Civil War Veterans Buried in London, Ontario, Canada

Civil War Veterans Buried in London, Ontario, Canada - Stories




Almost totally unknown to Londoners, there were only 14 Black Chaplains in the US Civil War, and Garfield H White, who was one of them, started as a refugee slave who escaped to Canada, and while Pastor of the BME Church in then London, Canada West, wrote to US Secretary of War offering on behalf of the black congregation here in London to raise a company of men to fight for the Union Army. Although this never happened, Pastor White later moved back to the USA, and helped raise a black regiment in the state of Illinois. Another famous story of him was one day with other soldiers of his company he encounter an old woman who asked if by chance anyone knew a Garfield White, her son who had been sold away from her many, many years beforehand. He was brought forth and rejoined his mother, a totally chance encounter.


    This is one of the great legends of the Civil War.

    A newspaper article on January 9th, 1864 from the Louisville Democrat (state of Kentucky) told the story of a 16 year old girl who had been discharged from the 11th Kentucky Calvary to which she belonged for several months.

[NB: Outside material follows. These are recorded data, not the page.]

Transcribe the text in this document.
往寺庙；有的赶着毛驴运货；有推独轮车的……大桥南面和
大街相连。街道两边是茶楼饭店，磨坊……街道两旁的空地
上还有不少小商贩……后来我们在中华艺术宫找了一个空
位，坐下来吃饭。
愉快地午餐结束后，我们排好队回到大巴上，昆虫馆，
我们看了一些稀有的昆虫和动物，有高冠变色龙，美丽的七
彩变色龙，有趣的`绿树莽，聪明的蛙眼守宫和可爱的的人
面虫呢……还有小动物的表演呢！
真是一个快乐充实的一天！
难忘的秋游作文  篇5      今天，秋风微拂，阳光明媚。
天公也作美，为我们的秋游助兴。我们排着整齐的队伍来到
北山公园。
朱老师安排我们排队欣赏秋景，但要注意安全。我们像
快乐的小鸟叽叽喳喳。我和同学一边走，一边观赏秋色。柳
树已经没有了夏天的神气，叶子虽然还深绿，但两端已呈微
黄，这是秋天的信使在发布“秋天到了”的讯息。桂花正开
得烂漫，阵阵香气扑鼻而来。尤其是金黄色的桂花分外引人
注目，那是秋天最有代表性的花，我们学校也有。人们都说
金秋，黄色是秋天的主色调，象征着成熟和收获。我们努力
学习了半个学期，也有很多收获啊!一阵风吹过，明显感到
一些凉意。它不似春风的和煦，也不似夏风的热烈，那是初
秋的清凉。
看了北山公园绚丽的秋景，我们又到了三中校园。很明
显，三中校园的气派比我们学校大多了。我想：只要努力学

Her total service in Union forces, according to her own words was eighteen months, during which time her sex was discovered seven times, and each time she was mustered out of service, she re-enlisted under an assumed name. Wounded twice in battle, once at Fredericksburg, and once at the Green River Bridge fight on the 4th of July. She told the commanding officer her home town was London, Canada West, and that here parents still lived there. The commanding officer had her locked up at this time, awaiting orders, but no further information is made of her, she disappears into history. She may have lied about her hometown, but very few people at this time ever heard of London, Canada West, so its hard to imagine why she would lie about it. For example, if lying, why not say you were from Toronto, Montreal, or even New York?

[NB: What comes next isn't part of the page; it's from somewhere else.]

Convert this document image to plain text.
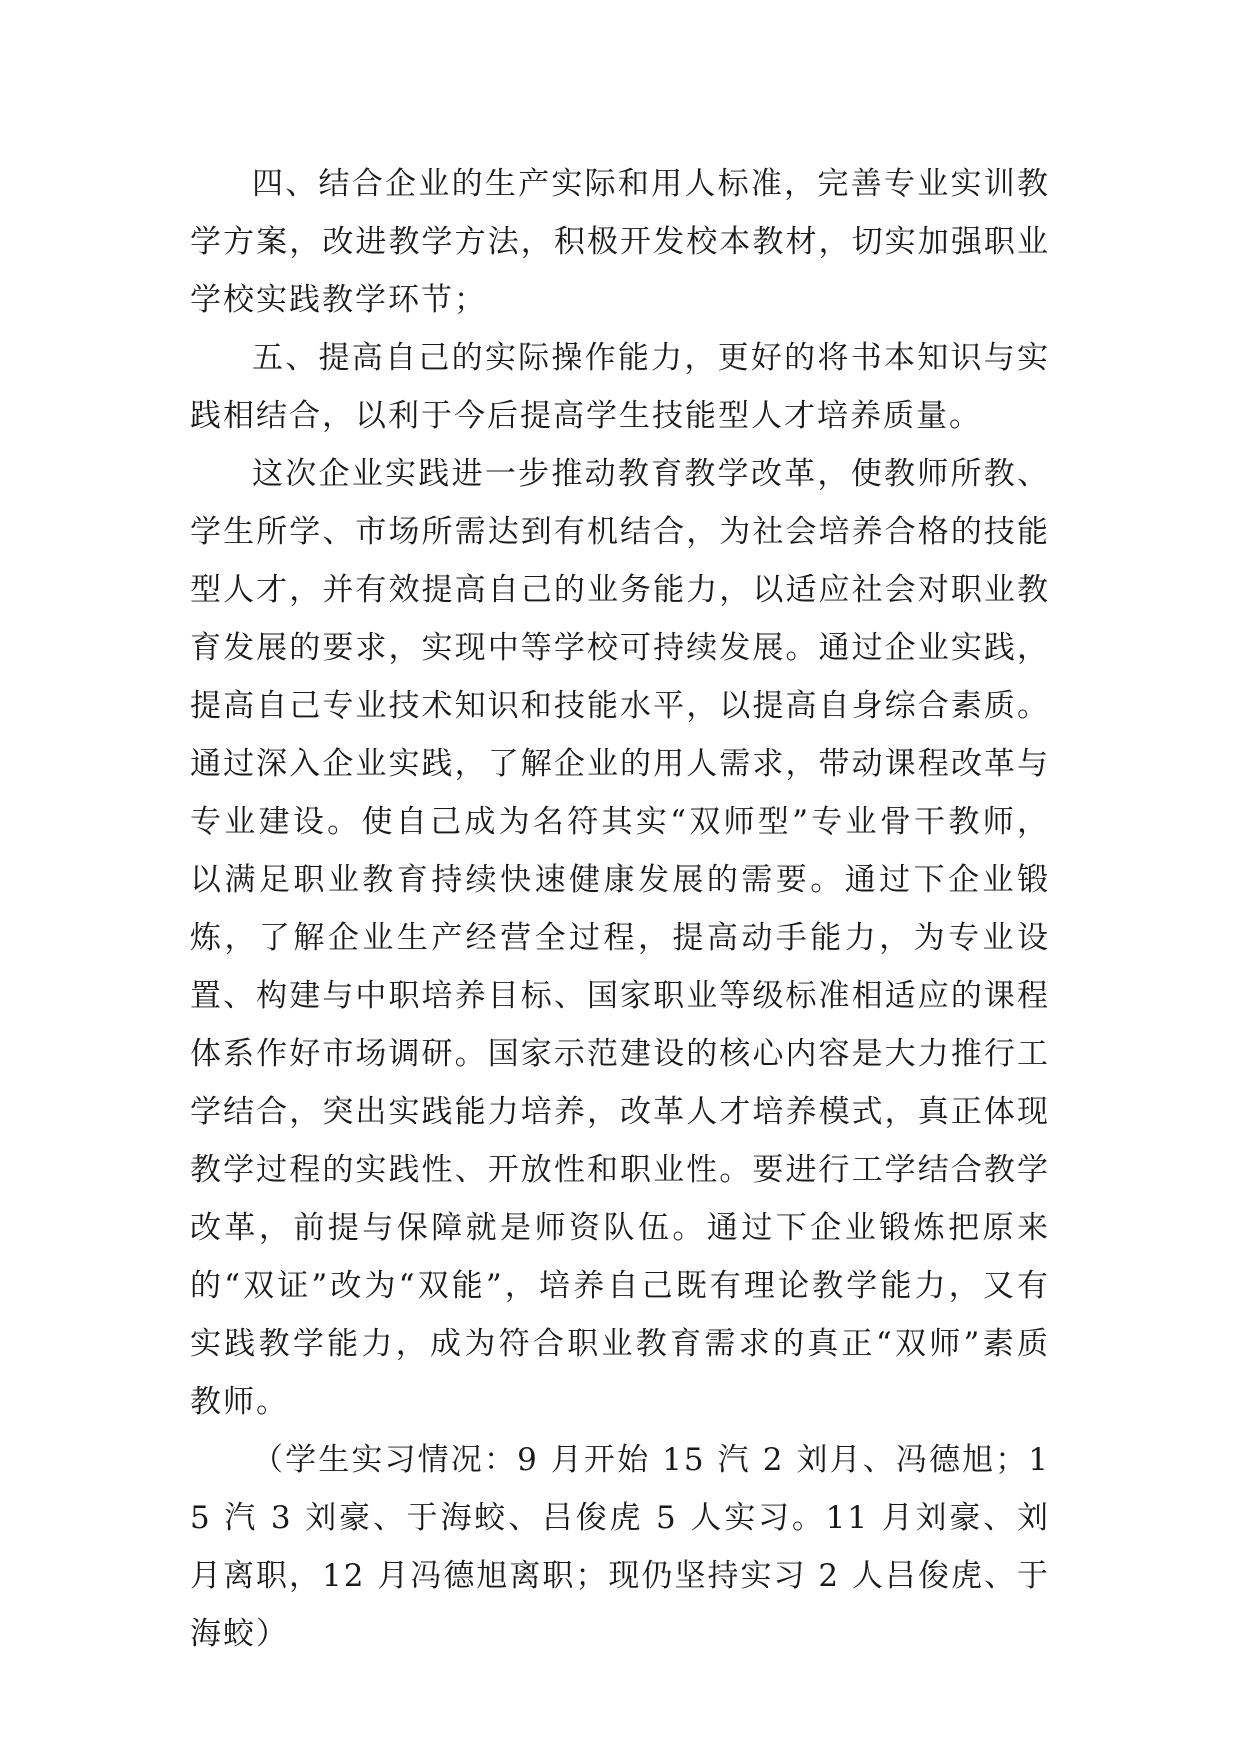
四、结合企业的生产实际和用人标准，完善专业实训教学方案，改进教学方法，积极开发校本教材，切实加强职业学校实践教学环节；

五、提高自己的实际操作能力，更好的将书本知识与实践相结合，以利于今后提高学生技能型人才培养质量。

这次企业实践进一步推动教育教学改革，使教师所教、学生所学、市场所需达到有机结合，为社会培养合格的技能型人才，并有效提高自己的业务能力，以适应社会对职业教育发展的要求，实现中等学校可持续发展。通过企业实践，提高自己专业技术知识和技能水平，以提高自身综合素质。通过深入企业实践，了解企业的用人需求，带动课程改革与专业建设。使自己成为名符其实“双师型”专业骨干教师，以满足职业教育持续快速健康发展的需要。通过下企业锻炼，了解企业生产经营全过程，提高动手能力，为专业设置、构建与中职培养目标、国家职业等级标准相适应的课程体系作好市场调研。国家示范建设的核心内容是大力推行工学结合，突出实践能力培养，改革人才培养模式，真正体现教学过程的实践性、开放性和职业性。要进行工学结合教学改革，前提与保障就是师资队伍。通过下企业锻炼把原来的“双证”改为“双能”，培养自己既有理论教学能力，又有实践教学能力，成为符合职业教育需求的真正“双师”素质教师。

（学生实习情况：9 月开始 15 汽 2 刘月、冯德旭；15 汽 3 刘豪、于海蛟、吕俊虎 5 人实习。11 月刘豪、刘月离职，12 月冯德旭离职；现仍坚持实习 2 人吕俊虎、于海蛟）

      Sergeant, Co. I, 107th USCT, served 26 months, discharged honourably.

      This is the only man to list his race as Black on the original GAR forms, and is, to the best of my knowledge, one of the earliest written uses of the word Black to refer to race, for at this time, the politically correct word in use was Coloured.

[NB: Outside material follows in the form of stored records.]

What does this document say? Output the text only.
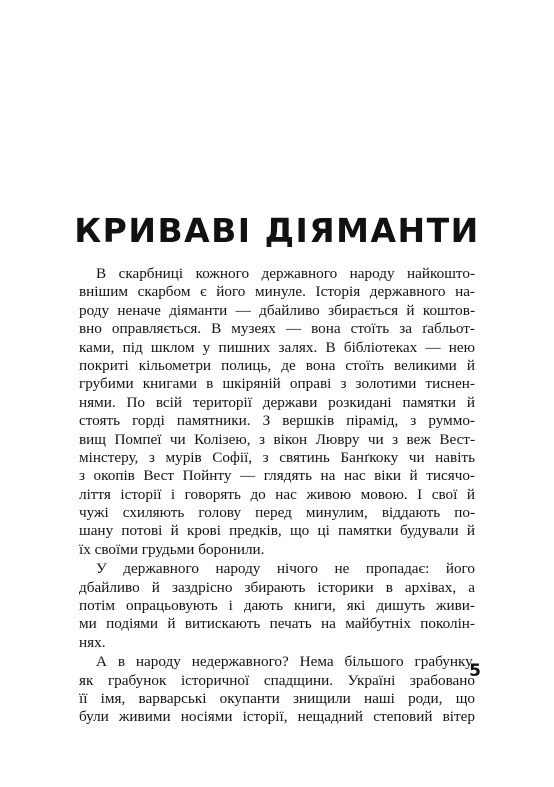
КРИВАВІ ДІЯМАНТИ
В скарбниці кожного державного народу найкошто-
внішим скарбом є його минуле. Історія державного на-
роду неначе діяманти — дбайливо збирається й коштов-
вно оправляється. В музеях — вона стоїть за ґабльот-
ками, під шклом у пишних залях. В бібліотеках — нею
покриті кільометри полиць, де вона стоїть великими й
грубими книгами в шкіряній оправі з золотими тиснен-
нями. По всій території держави розкидані памятки й
стоять горді памятники. З вершків пірамід, з руммо-
вищ Помпеї чи Колізею, з вікон Лювру чи з веж Вест-
мінстеру, з мурів Софії, з святинь Банґкоку чи навіть
з окопів Вест Пойнту — глядять на нас віки й тисячо-
ліття історії і говорять до нас живою мовою. І свої й
чужі схиляють голову перед минулим, віддають по-
шану потові й крові предків, що ці памятки будували й
їх своїми грудьми боронили.
У державного народу нічого не пропадає: його
дбайливо й заздрісно збирають історики в архівах, а
потім опрацьовують і дають книги, які дишуть живи-
ми подіями й витискають печать на майбутніх поколін-
нях.
А в народу недержавного? Нема більшого грабунку,
як грабунок історичної спадщини. Україні зрабовано
її імя, варварські окупанти знищили наші роди, що
були живими носіями історії, нещадний степовий вітер
5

      Note also that all Coloured Troops were usually either former slaves or the children of slaves, if they were born in Canada, Profession:  Labourer



        2nd. Lt., Co. E, 85th NY Volunteers - NOTE: a Plymouth Pilgrim

        Born: Granger, NY, USA, one of ten children - family were original settlers of the area.

        NOTE: His younger brother was a Col. Who later built the town hall in Granger, NY.

        Death Notice from the London Advertiser & London Free Press, April 29th, 1921

        PITT- Suddenly at Victoria Hospital on Thursday, April 28th, 1921, George W. Pitt in his 86th year. Funeral Private form his late residence, 190 Wharncliffe Road, South London, Saturday, April 30th. Service at 2 oclock.

        Buried in the DARCH family plot. Grave unmarked


          Private, Co. A. 78th Indiana Infantry, officially discharged after expiration of terms of service after only 2 months, but in his own words, became ill with Malaria during service. Died:  London, Ontario -   March 7th, 1915


            Sergeant, Co. H, 21st NY Infantry, served 24 months

            NOTE: - This man was extensively wounded at the battle of Antietham. Deaf in his left ear after the battle, he was shot through he throat and ear on his left side during the battle, and then clubbed in the head. Crippled all his life, in his own words, his head was always drawn forward, he was never able to pull his head and neck up straight ever again.Died:  London, Ontario October 9th, 1911.